Meet Stovetop Broccoli and Cheddar Stuffed Chicken, my revamped version that requires no baking whatsoever! Aside from the fact that it comes together much faster than the aforementioned baked version, it’s healthier too! There’s no bread crumbs, and no flour. At first I thought I’d miss the crispy crunchy coating, but it turns out I didn’t. If you cook the chicken right, without overcooking it, it’ll be juicy, flavorful, and just downright healthy and delicious!
The trick with stuffed chicken is to make sure you secure it so that the filling doesn’t ooze out, especially the cheese which is obviously the best part! ;) I used about 6-8 toothpicks per piece of chicken to secure it shut, so don’t be shy. Use as many toothpicks as ya need!
To sum up this recipe.… Did I miss the crispy crunchy coating? No. Which version of Broccoli and Cheddar Stuffed Chicken would I make if given a choice? That’s tough, both are tasty, so it just depends on what you’re looking for. If your’e looking for a little crunch, go with the oven version. If you’re looking to keep things ultra light, healthy, and simple, this one is your winner! I served the chicken with a side salad, but steamed veggies would also be great. It’s ready in under 30 minutes!
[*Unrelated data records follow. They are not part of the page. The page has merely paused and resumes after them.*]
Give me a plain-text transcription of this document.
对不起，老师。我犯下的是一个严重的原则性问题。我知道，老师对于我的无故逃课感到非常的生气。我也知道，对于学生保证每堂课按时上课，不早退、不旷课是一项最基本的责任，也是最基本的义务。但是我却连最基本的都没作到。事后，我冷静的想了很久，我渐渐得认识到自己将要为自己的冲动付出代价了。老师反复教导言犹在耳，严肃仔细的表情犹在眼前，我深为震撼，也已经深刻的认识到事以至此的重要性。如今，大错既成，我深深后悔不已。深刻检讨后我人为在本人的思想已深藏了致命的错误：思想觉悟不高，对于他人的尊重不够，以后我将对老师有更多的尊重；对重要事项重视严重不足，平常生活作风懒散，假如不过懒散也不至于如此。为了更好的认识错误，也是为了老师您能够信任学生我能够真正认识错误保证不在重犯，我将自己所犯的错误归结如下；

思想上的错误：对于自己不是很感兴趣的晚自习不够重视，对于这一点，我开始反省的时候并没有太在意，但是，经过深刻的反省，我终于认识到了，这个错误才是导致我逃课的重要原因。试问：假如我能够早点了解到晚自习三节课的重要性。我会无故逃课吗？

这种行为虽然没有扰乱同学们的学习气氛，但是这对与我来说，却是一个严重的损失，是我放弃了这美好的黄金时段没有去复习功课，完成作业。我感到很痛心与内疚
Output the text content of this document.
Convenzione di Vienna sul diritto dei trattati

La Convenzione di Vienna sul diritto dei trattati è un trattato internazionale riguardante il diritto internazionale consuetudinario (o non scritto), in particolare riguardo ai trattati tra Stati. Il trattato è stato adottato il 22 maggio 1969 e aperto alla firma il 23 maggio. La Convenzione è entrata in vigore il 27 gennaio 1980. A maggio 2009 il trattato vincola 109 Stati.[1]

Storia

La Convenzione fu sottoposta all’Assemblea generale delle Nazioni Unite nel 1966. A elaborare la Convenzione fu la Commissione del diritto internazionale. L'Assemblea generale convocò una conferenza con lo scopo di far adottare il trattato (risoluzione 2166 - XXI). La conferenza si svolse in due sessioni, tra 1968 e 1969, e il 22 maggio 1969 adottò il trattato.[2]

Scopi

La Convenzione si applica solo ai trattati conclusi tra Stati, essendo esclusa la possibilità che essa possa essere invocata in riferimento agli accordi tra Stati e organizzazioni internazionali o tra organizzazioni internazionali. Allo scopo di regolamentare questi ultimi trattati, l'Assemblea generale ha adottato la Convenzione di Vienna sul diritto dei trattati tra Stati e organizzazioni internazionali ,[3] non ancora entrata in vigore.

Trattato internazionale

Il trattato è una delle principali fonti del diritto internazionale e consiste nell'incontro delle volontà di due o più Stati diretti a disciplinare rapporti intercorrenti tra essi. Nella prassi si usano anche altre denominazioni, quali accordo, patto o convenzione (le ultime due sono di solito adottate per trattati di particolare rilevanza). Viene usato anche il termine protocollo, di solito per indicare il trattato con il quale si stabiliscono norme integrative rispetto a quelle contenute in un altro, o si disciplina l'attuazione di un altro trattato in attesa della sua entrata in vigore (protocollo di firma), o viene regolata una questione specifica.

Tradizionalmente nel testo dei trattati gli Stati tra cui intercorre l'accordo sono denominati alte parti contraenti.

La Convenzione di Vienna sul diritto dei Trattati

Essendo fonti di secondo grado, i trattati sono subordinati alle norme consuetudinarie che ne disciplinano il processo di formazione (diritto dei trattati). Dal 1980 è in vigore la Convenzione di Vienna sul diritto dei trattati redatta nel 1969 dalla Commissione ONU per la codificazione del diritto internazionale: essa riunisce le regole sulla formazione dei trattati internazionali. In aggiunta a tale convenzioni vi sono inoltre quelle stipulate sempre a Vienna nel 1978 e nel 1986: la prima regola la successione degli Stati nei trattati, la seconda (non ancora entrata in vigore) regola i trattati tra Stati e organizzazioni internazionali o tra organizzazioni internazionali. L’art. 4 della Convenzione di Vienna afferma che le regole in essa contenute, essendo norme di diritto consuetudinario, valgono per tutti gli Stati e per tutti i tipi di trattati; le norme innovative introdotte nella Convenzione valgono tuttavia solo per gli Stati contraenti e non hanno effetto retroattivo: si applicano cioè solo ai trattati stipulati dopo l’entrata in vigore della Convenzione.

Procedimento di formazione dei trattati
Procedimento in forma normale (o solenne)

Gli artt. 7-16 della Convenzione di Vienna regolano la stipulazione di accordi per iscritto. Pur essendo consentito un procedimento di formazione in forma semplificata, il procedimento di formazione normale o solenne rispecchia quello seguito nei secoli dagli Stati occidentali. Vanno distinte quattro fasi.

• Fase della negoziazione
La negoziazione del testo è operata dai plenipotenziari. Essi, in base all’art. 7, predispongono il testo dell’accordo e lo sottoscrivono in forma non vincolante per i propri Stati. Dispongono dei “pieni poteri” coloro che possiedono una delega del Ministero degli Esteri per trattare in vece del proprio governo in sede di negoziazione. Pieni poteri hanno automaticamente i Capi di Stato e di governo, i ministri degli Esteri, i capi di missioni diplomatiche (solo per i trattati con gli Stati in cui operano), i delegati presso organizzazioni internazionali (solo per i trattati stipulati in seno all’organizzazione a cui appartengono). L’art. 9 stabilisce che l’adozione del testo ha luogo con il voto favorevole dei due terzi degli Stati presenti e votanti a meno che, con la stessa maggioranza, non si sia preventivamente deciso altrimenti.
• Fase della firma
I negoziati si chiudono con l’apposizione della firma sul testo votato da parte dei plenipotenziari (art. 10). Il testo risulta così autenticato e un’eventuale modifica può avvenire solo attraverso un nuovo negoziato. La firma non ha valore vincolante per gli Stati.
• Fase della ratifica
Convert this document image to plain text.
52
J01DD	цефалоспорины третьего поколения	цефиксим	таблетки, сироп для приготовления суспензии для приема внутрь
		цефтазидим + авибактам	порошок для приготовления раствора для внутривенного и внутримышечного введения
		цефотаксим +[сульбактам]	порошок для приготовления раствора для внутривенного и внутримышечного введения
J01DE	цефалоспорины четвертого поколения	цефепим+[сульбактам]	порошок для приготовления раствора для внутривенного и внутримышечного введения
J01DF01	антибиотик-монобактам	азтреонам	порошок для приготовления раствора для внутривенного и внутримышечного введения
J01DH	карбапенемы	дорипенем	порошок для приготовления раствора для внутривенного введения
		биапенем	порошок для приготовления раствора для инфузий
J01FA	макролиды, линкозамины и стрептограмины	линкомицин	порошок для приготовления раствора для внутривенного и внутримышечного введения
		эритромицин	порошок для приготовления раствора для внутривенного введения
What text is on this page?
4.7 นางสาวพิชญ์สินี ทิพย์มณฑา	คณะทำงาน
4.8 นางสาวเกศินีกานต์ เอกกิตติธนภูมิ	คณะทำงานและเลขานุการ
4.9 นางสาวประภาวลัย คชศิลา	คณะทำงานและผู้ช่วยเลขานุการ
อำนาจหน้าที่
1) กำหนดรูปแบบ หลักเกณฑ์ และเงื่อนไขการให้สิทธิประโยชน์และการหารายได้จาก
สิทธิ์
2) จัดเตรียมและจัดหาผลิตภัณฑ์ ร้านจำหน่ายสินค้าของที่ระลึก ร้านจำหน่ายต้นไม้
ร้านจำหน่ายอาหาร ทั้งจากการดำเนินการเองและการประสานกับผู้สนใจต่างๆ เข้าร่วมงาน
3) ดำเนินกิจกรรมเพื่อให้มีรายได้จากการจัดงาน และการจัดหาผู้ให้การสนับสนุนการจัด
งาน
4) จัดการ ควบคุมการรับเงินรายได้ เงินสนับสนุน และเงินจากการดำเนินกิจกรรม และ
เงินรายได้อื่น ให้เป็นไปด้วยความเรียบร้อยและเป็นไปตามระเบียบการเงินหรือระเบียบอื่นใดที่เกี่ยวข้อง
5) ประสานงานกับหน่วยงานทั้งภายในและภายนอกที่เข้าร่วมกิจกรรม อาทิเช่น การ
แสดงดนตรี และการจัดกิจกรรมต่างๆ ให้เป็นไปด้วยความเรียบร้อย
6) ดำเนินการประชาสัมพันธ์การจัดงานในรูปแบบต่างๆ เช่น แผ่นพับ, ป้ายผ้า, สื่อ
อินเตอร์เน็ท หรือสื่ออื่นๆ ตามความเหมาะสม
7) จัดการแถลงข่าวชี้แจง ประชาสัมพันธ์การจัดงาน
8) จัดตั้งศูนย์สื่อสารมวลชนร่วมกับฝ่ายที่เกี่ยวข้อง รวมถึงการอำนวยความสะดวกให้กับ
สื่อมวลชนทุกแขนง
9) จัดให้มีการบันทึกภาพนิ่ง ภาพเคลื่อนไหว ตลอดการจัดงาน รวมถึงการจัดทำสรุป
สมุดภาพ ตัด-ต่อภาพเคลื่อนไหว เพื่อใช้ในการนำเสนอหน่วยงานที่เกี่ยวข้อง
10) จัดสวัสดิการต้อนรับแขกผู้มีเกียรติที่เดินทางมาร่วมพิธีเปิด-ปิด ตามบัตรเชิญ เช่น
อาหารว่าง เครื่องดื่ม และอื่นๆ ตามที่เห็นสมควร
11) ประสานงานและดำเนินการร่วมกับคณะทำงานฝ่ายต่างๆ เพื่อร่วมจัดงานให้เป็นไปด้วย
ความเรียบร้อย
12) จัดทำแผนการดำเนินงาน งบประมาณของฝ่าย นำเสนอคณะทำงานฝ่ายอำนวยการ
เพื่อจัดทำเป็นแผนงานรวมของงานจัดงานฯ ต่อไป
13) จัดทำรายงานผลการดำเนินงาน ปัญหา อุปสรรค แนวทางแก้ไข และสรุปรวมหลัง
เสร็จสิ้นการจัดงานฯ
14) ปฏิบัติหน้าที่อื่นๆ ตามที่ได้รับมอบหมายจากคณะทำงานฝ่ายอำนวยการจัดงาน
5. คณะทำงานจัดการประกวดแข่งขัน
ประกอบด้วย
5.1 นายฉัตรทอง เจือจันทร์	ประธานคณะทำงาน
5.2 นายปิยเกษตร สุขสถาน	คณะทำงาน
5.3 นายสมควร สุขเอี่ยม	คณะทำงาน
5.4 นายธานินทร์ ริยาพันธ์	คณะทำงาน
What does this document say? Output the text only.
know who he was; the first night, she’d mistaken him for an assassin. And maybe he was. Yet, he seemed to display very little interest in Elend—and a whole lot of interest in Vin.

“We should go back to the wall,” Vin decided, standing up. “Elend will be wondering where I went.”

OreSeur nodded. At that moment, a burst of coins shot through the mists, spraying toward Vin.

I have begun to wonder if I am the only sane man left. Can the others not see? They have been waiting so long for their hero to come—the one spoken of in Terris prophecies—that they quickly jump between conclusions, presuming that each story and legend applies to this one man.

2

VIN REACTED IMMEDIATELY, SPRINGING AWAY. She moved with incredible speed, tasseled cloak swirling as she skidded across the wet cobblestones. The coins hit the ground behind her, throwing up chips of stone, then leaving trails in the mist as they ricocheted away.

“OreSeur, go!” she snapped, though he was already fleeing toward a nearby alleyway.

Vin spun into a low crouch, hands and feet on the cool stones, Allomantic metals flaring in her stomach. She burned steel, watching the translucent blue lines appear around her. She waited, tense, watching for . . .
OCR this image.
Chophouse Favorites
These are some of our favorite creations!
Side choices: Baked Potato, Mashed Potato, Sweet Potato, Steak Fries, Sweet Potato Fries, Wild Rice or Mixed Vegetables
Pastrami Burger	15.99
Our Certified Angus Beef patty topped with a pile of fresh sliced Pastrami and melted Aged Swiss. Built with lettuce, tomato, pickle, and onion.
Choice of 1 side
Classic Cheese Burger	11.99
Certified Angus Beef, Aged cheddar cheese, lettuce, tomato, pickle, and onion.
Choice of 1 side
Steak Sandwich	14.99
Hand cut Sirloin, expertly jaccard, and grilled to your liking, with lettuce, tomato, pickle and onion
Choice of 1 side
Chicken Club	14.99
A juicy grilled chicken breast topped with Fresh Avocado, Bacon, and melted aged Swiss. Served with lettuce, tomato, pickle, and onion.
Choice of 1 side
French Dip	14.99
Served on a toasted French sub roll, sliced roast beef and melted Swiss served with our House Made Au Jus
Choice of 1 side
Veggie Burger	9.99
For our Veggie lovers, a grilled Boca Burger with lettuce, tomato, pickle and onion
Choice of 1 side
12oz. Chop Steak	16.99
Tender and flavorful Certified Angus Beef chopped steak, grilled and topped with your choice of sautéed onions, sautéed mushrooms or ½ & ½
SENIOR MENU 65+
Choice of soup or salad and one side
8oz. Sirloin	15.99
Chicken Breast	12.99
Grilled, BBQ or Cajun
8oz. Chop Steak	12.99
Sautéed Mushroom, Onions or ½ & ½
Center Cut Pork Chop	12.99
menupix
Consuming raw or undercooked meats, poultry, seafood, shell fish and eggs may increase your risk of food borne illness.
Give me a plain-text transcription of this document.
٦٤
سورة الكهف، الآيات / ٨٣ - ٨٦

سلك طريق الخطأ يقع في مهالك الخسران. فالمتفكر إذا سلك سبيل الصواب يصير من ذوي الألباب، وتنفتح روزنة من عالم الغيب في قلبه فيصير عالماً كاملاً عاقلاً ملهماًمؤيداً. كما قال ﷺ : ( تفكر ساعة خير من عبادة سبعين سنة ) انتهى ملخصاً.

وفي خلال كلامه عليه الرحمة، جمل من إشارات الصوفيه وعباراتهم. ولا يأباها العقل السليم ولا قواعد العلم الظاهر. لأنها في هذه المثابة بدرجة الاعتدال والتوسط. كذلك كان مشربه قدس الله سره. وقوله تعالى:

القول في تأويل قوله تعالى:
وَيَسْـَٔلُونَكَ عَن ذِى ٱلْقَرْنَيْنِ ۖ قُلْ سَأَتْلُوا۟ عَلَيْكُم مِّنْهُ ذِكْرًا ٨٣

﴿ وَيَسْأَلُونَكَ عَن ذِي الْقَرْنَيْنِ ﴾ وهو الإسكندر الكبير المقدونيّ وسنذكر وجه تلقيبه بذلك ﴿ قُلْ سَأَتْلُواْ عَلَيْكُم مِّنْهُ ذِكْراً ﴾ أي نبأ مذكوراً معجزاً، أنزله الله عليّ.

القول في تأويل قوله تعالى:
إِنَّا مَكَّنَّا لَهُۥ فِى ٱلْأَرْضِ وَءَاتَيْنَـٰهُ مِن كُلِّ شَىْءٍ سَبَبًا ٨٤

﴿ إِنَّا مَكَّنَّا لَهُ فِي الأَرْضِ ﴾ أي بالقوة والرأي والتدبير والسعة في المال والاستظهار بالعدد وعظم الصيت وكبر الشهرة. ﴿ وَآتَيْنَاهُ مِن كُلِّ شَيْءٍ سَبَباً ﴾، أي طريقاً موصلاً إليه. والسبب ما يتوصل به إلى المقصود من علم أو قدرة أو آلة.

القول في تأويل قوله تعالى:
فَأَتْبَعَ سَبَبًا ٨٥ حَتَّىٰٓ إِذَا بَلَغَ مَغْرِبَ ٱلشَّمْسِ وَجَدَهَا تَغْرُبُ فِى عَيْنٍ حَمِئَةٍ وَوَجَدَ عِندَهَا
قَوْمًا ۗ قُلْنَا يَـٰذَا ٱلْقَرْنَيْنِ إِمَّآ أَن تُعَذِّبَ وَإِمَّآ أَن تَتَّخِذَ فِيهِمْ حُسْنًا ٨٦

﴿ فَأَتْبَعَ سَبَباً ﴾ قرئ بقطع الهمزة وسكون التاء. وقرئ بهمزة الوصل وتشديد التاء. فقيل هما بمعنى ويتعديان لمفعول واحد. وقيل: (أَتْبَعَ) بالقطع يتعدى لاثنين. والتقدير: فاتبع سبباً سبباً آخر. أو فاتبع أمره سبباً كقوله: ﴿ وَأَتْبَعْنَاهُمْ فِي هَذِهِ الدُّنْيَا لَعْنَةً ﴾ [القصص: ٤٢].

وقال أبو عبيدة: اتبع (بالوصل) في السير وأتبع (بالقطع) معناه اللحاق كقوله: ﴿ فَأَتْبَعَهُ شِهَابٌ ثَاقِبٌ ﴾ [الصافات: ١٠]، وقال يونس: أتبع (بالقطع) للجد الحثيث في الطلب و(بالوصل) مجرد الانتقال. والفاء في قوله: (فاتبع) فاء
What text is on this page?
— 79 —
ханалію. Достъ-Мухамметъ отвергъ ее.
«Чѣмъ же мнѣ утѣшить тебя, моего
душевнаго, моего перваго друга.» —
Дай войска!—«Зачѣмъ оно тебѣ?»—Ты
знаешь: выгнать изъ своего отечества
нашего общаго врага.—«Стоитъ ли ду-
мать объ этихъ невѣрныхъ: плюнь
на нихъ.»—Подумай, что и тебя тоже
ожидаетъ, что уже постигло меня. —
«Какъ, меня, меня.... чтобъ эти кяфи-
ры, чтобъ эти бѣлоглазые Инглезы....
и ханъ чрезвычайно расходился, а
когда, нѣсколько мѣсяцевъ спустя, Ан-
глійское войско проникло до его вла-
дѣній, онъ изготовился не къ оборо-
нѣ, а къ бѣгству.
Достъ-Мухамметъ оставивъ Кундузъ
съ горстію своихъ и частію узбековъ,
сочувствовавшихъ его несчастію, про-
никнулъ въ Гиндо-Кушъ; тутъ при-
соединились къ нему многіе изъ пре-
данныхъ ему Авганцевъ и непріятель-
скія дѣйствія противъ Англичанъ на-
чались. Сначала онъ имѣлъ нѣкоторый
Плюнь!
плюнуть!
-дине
Enjoy!
- 4 boneless skinless chicken breasts pounded out to 1/4 in thickness
- Salt, pepper, garlic powder for seasoning
- 1 cup steamed broccoli
- 1 cup shredded cheddar cheese
- 2 tablespoons olive oil
- 1/2 cup chicken stock or chicken broth
- Steam 1 cup broccoli according to package directions (I usually do this in the microwave)
- While the broccoli is cooking pound out the chicken breasts so that each are 1/4 inch thick. Use a meat mallet for the best results.
- Liberally season both sides of the chicken with salt, pepper, and garlic powder.
- Place 1/4 cup broccoli, and 1/4 cup cheddar cheese down the middle of the chicken.
- Fold in the sides and use several toothpicks to secure the chicken shut. The tighter you can secure it, the better.
- Heat 2 tablespoons of olive oil in a large skillet to medium high/high heat. Place the chicken in the pan and allow it to brown for about 4 minutes. then flip the chicken to brown the other side for another 4 minutes. If possible, brown the sides as well, but the chicken may be an odd shape, and you may have difficulty doing this.
- When all sides are browned, turn the heat down and add 1/2 cup chicken stock to the pan. Cover and cook for another 8-10 minutes, or until the chicken is cooked through.
- Internal temp should register 175 degrees. If you don’t have a thermometer, just check to see that the juices are running clear, or make a small slit into the thickest part to make sure there is no pink.
- Remove the chicken from the pan and allow it to sit for a few minutes, then serve.